Wednesday, September 3, 2008

Hurricane Season in Haiti

Many people have asked us about Haiti and the hurricanes. In fact, so many that it's one thing I am proud of. Our adoption and our kids have made many other people who wouldn't normally think twice about Haiti, do just that-think twice.

Below are some news reports on Haiti. They have had three major hurricane events with Hurricane Ike picking up speed. Generally speaking, Haiti is a muddy rainy mess. Ike is predicted to be a category 4 storm. Not good. Everyone knows how devestating hurricanes can be in the States where most people's homes are wood with concrete foundations or slabs. Imagine what it would be like if this was your house. And here there are trees and grasses to help keep the mud from just going everywhere. Imagine if this was what your yard looked like before the rains. (It's actually a peanut field but in Haiti yards and fields are pretty much the same thing.)
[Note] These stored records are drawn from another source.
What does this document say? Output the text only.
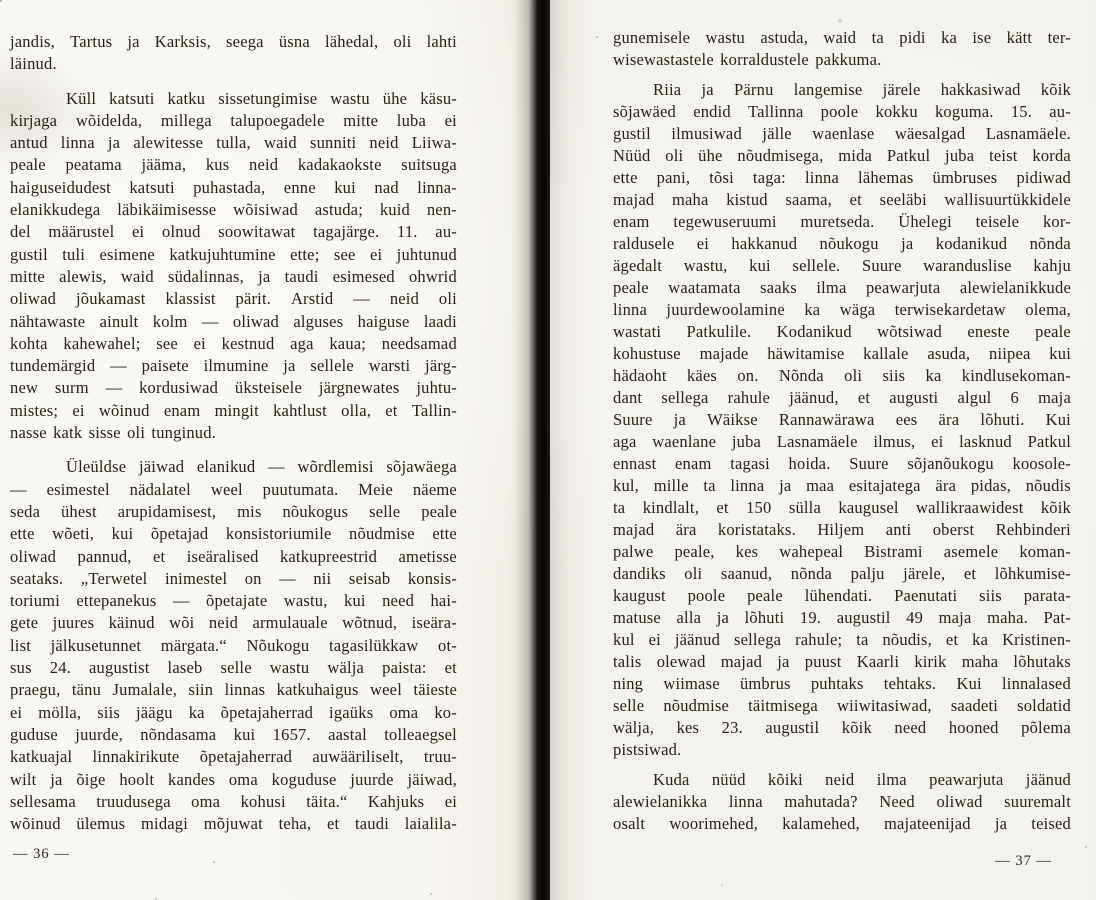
jandis, Tartus ja Karksis, seega üsna lähedal, oli lahti
läinud.
Küll katsuti katku sissetungimise wastu ühe käsu-
kirjaga wõidelda, millega talupoegadele mitte luba ei
antud linna ja alewitesse tulla, waid sunniti neid Liiwa-
peale peatama jääma, kus neid kadakaokste suitsuga
haiguseidudest katsuti puhastada, enne kui nad linna-
elanikkudega läbikäimisesse wõisiwad astuda; kuid nen-
del määrustel ei olnud soowitawat tagajärge. 11. au-
gustil tuli esimene katkujuhtumine ette; see ei juhtunud
mitte alewis, waid südalinnas, ja taudi esimesed ohwrid
oliwad jõukamast klassist pärit. Arstid — neid oli
nähtawaste ainult kolm — oliwad alguses haiguse laadi
kohta kahewahel; see ei kestnud aga kaua; needsamad
tundemärgid — paisete ilmumine ja sellele warsti järg-
new surm — kordusiwad üksteisele järgnewates juhtu-
mistes; ei wõinud enam mingit kahtlust olla, et Tallin-
nasse katk sisse oli tunginud.
Üleüldse jäiwad elanikud — wõrdlemisi sõjawäega
— esimestel nädalatel weel puutumata. Meie näeme
seda ühest arupidamisest, mis nõukogus selle peale
ette wõeti, kui õpetajad konsistoriumile nõudmise ette
oliwad pannud, et iseäralised katkupreestrid ametisse
seataks. „Terwetel inimestel on — nii seisab konsis-
toriumi ettepanekus — õpetajate wastu, kui need hai-
gete juures käinud wõi neid armulauale wõtnud, iseära-
list jälkusetunnet märgata.“ Nõukogu tagasilükkaw ot-
sus 24. augustist laseb selle wastu wälja paista: et
praegu, tänu Jumalale, siin linnas katkuhaigus weel täieste
ei mölla, siis jäägu ka õpetajaherrad igaüks oma ko-
guduse juurde, nõndasama kui 1657. aastal tolleaegsel
katkuajal linnakirikute õpetajaherrad auwääriliselt, truu-
wilt ja õige hoolt kandes oma koguduse juurde jäiwad,
sellesama truudusega oma kohusi täita.“ Kahjuks ei
wõinud ülemus midagi mõjuwat teha, et taudi laialila-
— 36 —
gunemisele wastu astuda, waid ta pidi ka ise kätt ter-
wisewastastele korraldustele pakkuma.
Riia ja Pärnu langemise järele hakkasiwad kõik
sõjawäed endid Tallinna poole kokku koguma. 15. au-
gustil ilmusiwad jälle waenlase wäesalgad Lasnamäele.
Nüüd oli ühe nõudmisega, mida Patkul juba teist korda
ette pani, tõsi taga: linna lähemas ümbruses pidiwad
majad maha kistud saama, et seeläbi wallisuurtükkidele
enam tegewuseruumi muretseda. Ühelegi teisele kor-
raldusele ei hakkanud nõukogu ja kodanikud nõnda
ägedalt wastu, kui sellele. Suure waranduslise kahju
peale waatamata saaks ilma peawarjuta alewielanikkude
linna juurdewoolamine ka wäga terwisekardetaw olema,
wastati Patkulile. Kodanikud wõtsiwad eneste peale
kohustuse majade häwitamise kallale asuda, niipea kui
hädaoht käes on. Nõnda oli siis ka kindlusekoman-
dant sellega rahule jäänud, et augusti algul 6 maja
Suure ja Wäikse Rannawärawa ees ära lõhuti. Kui
aga waenlane juba Lasnamäele ilmus, ei lasknud Patkul
ennast enam tagasi hoida. Suure sõjanõukogu koosole-
kul, mille ta linna ja maa esitajatega ära pidas, nõudis
ta kindlalt, et 150 sülla kaugusel wallikraawidest kõik
majad ära koristataks. Hiljem anti oberst Rehbinderi
palwe peale, kes wahepeal Bistrami asemele koman-
dandiks oli saanud, nõnda palju järele, et lõhkumise-
kaugust poole peale lühendati. Paenutati siis parata-
matuse alla ja lõhuti 19. augustil 49 maja maha. Pat-
kul ei jäänud sellega rahule; ta nõudis, et ka Kristinen-
talis olewad majad ja puust Kaarli kirik maha lõhutaks
ning wiimase ümbrus puhtaks tehtaks. Kui linnalased
selle nõudmise täitmisega wiiwitasiwad, saadeti soldatid
wälja, kes 23. augustil kõik need hooned põlema
pistsiwad.
Kuda nüüd kõiki neid ilma peawarjuta jäänud
alewielanikka linna mahutada? Need oliwad suuremalt
osalt woorimehed, kalamehed, majateenijad ja teised
— 37 —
As far as I know both of our kids are okay. Conleigh's up into the mountains and Kenson's orphanage, while in PAP, has only experienced minor flooding in a storage area. But many others who had very little to lose to begin with have probably lost everything. And the rain has made travel difficult and has hampered the ability of workers to get in and out of the orphanages. I know Kenson's orphanage is having some problems getting their clean drinking water in and out. Another site to check out is http://haitirescuecenter.wordpress.com/ . They are not where either of our kids are but have some great first hand photos.

Hurricane Hanna
GONAIVES, Haiti - Entering a flooded city on inflatable boats, U.N. peacekeepers found hundreds of hungry people stranded for two days on rooftops and upper floors Wednesday as the fetid carcasses of drowned farm animals bobbed in soupy floodwaters.

Haiti seems cursed this hurricane season, with its crops ruined and at least 126 people killed by three storms in less than three weeks. "If we keep going like this, the whole country is going to crash," moaned Mario Marcelus, who was trying to reach his family in Gonaives but didn't dare cross the floodwaters.

Rescue convoys had been trying to drive into Gonaives, Haiti's fourth-largest city, but kept turning back because lakes formed over every road into town. The Gonaives area, where about 110,000 people live, accounted for most of the 2,000 victims of Tropical Storm Jeanne in 2004. Some residents said the current flooding was at least as bad. About two-thirds of Gonaives was covered in mud, although it was difficult to determine the extent of the flooding from the air, U.S. Coast Guard spokesman Matt Moorlag said after planes conducted flyovers. Severe weather prevented the planes from assessing the situation in the surrounding mountains, and there was no way to reach the area.

On the ground, men used pieces of styrofoam as kickboards to try to swim out of town. People waited to help along the shores of the newly formed lake, and Interior Minister Paul Antoine Bien-Aime said people stranded on rooftops were becoming increasingly desperate.
The situation was dire elsewhere in Haiti as well. Floodwaters swamped a hospital near southwestern Les Cayes, and nurses moved patients to higher floors. At least 5,000 people in Les Cayes were in shelters, said Jean-Renand Valiere, a coordinator for the civil protection department.

Hurricane Gustav death toll 77 in Haiti, eight missing
PORT-AU-PRINCE (AFP) — Hurricane storm Gustav killed 77 people and left eight others missing when it barreled through Haiti last week, officials here said Monday.
Officials said another 36 people were injured by the storm, which last week struck the island of Hispaniola, shared by the Dominican Republic and Haiti -- the hemisphere's most impoverished country -- as a Category One hurricane. Gustav regained hurricane strength as it plowed through the Cayman Islands and Cuba, and then battered the US Gulf coast on Monday as a Category Two hurricane. Officials here said some 15,000 Haitian families were affected by the storm, which leveled some 3,000 dwellings and damaged another 11,458.